Chances are you’ve heard of this book, but in case you haven’t, here’s what Gary Chapman says in a nutshell: there are five general ways called love languages that people use to both express and experience love. They are acts of service, gift-giving, physical touch, quality time, and words of affirmation.
Every one of us has a natural favorite among these, a primary love language. And every one of us has one that’s close behind, a secondary love language.
This theory’s gained a lot of attention in the last 30 years or so. Even mainstream psychologists who aren’t Christian at all believe that Chapman has hit on something here, and a lot of it is based on common sense.
People will naturally give love in the same way that they prefer to receive love. And a lot of the problems people find in their relationships are because the love language they use to show love isn’t the same one that the other person uses to feel love.
Imagine a husband whose love language is acts of service. For his wife, though, her love language is words of affirmation.
He might do the laundry as an act of service to her, which is his way of saying “I love you.” But his wife might not see that as an act of love. She might just see it as him helping out with the chores.
On the other hand, the wife will use her love language of words of affirmation to express her love to him, but the husband might miss it because that’s not his love language.
If they really understood one another, she may cut the grass for him, and he would see that act of service as an expression of love. And he may shower her with words of love, which would speak to her love language of words of affection.
It’s actually very simple, isn’t it? And powerful. Which goes a long way in describing what makes Gary Chapman’s theory so brilliant.
But here’s where the love languages interest us as Christians: we don’t just show each other the love we have through our love language. God shows us his love that way as well.
But he doesn’t just show us through one love language.

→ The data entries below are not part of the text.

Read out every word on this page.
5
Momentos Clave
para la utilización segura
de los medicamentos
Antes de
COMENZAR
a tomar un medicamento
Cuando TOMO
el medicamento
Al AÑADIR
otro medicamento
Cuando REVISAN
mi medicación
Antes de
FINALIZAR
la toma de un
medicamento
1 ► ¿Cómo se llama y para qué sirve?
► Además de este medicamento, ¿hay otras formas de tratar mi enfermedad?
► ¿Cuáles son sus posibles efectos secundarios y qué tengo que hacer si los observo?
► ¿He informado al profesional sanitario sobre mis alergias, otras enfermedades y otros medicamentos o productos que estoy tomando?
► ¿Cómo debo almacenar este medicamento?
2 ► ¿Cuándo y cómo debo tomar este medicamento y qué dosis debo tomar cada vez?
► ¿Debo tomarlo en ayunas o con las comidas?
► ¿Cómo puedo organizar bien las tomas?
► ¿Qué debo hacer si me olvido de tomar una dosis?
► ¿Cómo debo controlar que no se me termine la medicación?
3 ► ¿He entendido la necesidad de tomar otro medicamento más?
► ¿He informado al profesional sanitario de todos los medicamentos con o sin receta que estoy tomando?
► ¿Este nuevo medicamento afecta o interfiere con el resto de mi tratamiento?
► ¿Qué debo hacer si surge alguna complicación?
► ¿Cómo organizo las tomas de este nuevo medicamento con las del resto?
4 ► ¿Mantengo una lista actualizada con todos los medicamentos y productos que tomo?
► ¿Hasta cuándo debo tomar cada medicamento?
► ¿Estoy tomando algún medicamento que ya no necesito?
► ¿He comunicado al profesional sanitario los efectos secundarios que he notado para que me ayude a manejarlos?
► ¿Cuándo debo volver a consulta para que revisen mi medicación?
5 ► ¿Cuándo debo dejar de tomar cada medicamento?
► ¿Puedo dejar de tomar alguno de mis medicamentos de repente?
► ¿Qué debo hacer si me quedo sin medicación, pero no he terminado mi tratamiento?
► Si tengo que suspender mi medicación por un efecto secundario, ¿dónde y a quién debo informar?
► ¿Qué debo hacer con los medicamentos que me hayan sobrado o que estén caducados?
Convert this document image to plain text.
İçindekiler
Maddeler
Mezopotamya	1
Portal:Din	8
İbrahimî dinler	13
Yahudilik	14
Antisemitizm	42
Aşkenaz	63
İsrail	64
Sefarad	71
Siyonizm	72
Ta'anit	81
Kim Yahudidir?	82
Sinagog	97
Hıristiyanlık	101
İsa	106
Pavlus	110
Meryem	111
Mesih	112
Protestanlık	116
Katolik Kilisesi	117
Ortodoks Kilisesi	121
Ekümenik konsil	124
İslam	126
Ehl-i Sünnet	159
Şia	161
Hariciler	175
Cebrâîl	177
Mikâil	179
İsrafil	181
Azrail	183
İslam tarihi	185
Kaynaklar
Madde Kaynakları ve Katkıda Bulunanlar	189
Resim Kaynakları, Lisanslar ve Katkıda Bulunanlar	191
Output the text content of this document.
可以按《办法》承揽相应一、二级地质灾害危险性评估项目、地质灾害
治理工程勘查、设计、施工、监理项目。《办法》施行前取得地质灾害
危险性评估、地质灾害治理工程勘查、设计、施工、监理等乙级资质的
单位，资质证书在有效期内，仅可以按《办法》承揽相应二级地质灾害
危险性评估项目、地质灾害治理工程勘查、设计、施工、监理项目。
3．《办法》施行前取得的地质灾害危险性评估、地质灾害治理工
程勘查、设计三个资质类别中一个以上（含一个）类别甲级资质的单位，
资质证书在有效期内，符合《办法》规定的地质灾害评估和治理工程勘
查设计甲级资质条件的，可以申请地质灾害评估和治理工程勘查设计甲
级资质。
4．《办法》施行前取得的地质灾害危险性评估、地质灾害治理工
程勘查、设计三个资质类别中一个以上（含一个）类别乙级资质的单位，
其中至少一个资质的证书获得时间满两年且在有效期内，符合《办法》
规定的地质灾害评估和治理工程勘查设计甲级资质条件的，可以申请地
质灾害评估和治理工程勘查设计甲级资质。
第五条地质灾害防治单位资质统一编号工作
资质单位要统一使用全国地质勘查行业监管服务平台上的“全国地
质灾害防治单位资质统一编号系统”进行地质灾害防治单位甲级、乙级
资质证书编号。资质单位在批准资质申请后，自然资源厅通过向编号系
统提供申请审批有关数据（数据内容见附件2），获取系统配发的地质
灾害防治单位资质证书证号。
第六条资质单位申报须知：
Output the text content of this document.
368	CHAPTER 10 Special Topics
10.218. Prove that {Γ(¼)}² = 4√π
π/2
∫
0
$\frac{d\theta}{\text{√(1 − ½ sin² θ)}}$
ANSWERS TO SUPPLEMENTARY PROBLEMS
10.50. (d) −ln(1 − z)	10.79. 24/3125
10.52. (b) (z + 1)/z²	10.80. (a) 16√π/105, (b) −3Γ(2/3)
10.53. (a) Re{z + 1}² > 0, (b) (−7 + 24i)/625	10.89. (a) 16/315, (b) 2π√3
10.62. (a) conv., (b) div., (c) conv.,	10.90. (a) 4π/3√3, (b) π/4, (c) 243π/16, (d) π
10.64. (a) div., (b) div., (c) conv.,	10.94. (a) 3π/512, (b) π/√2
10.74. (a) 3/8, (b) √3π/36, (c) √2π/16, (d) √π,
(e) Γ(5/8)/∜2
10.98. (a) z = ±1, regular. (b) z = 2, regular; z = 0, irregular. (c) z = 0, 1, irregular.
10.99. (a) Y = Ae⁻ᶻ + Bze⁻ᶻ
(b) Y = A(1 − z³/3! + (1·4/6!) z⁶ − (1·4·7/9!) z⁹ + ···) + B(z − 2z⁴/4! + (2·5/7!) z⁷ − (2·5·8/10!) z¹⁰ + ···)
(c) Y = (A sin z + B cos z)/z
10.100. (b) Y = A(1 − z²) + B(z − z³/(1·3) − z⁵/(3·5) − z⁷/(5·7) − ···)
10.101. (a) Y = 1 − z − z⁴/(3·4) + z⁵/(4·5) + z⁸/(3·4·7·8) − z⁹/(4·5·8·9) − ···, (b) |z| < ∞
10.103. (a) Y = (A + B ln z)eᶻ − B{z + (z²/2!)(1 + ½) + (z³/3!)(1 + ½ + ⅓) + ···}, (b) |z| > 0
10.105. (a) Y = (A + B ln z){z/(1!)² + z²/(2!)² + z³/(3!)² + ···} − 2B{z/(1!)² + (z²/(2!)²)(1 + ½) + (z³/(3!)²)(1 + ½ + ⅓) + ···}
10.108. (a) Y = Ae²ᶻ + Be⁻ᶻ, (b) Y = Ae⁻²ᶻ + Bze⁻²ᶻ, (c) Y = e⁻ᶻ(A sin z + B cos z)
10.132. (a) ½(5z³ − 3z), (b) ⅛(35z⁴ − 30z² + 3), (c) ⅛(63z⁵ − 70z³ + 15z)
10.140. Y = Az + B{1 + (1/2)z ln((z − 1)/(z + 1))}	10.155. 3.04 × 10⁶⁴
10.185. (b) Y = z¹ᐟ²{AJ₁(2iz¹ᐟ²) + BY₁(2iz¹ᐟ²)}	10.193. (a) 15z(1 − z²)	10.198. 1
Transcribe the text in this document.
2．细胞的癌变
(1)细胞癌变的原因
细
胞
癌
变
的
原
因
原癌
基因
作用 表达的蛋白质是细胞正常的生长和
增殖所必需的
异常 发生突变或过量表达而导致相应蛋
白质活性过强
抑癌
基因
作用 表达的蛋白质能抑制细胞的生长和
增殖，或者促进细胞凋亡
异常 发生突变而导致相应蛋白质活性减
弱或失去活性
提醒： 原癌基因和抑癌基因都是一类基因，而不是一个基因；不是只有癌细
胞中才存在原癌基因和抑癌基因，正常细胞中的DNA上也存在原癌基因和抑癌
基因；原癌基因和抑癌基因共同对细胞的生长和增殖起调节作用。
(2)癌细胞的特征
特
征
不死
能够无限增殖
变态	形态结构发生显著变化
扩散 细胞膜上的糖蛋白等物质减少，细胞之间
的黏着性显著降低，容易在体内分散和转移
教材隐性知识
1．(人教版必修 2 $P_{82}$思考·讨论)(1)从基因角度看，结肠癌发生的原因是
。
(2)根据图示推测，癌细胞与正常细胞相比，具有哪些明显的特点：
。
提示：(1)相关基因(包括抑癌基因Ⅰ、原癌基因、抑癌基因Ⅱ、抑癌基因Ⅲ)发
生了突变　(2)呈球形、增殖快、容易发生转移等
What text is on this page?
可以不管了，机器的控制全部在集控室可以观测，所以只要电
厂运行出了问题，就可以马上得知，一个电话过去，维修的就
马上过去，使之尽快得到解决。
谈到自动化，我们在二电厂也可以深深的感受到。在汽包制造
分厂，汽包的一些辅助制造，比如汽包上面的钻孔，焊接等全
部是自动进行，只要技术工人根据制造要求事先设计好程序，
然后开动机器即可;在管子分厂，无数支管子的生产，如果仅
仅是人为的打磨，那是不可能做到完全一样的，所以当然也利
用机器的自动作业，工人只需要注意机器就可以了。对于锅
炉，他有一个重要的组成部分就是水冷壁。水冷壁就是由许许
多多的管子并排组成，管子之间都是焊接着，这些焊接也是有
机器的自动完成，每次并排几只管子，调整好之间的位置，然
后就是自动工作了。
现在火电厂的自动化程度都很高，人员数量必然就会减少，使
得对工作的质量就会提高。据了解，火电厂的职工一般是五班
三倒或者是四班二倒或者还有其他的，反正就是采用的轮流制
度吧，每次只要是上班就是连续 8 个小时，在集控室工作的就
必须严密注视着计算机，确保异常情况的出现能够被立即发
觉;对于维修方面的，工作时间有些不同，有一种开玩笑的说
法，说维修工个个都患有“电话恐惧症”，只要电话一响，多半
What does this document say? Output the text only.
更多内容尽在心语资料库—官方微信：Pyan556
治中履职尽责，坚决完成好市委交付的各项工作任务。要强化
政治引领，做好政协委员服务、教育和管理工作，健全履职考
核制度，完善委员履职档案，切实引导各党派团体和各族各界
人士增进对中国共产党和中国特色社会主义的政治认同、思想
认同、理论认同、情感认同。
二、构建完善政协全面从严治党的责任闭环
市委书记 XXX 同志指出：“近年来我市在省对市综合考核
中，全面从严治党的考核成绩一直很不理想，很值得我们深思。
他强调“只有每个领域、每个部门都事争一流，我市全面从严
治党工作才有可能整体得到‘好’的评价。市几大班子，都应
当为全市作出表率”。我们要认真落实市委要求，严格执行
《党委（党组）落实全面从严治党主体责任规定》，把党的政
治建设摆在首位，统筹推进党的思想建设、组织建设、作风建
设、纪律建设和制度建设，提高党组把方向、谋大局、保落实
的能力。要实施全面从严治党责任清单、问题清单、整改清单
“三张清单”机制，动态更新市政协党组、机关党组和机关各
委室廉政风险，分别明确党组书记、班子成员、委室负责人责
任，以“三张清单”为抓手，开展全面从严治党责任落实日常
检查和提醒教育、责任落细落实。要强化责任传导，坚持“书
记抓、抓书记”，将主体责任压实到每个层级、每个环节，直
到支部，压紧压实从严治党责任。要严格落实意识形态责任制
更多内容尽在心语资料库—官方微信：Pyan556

We might have one big love language and another smaller one, but God’s love language is all of them equally, because love itself comes from him.
That’s what we’re going to do for the next few Sundays: we’re going to take one love language a week and see how God uses that specific one in both the Old and New Testaments to express his love for you.
And I want to sort of frame all of these expressions of God’s love around one specific area: your worth.
And right now a lot of you are thinking, “Oh well, I’m not worth much. I’m old and tired and broken down. Spend my life doing things I shouldn’t be doing and saying things I shouldn’t be saying.”
And that’s exactly why we all need to hear this. Because as Christians we know two things: God loves us, and we’re sinners.
Our problem is that we can often focus so much on the fact that we’re sinners that it’s hard for us to accept God’s love. And we miss the fact that God’s love for us is completely tied into our worth as created beings.
Too many Christians, and I’d say a lot of you, have a self-esteem problem. You see all the bad in yourself but so little of the good.
And more than that, a lot of us actually think that seeing ourselves as anything less than horrible is somehow a sin.
So we’re going to try to fix that, starting today and starting in the first book of the Bible, Genesis. Turn with me to Genesis chapter 1, verses 26-28. Follow along with me there:
Then God said, “Let us make man in our image, after our likeness. And let them have dominion over the fish of the sea and over the birds of the heavens and over the livestock and over all the earth and over every creeping thing that creeps on the earth.”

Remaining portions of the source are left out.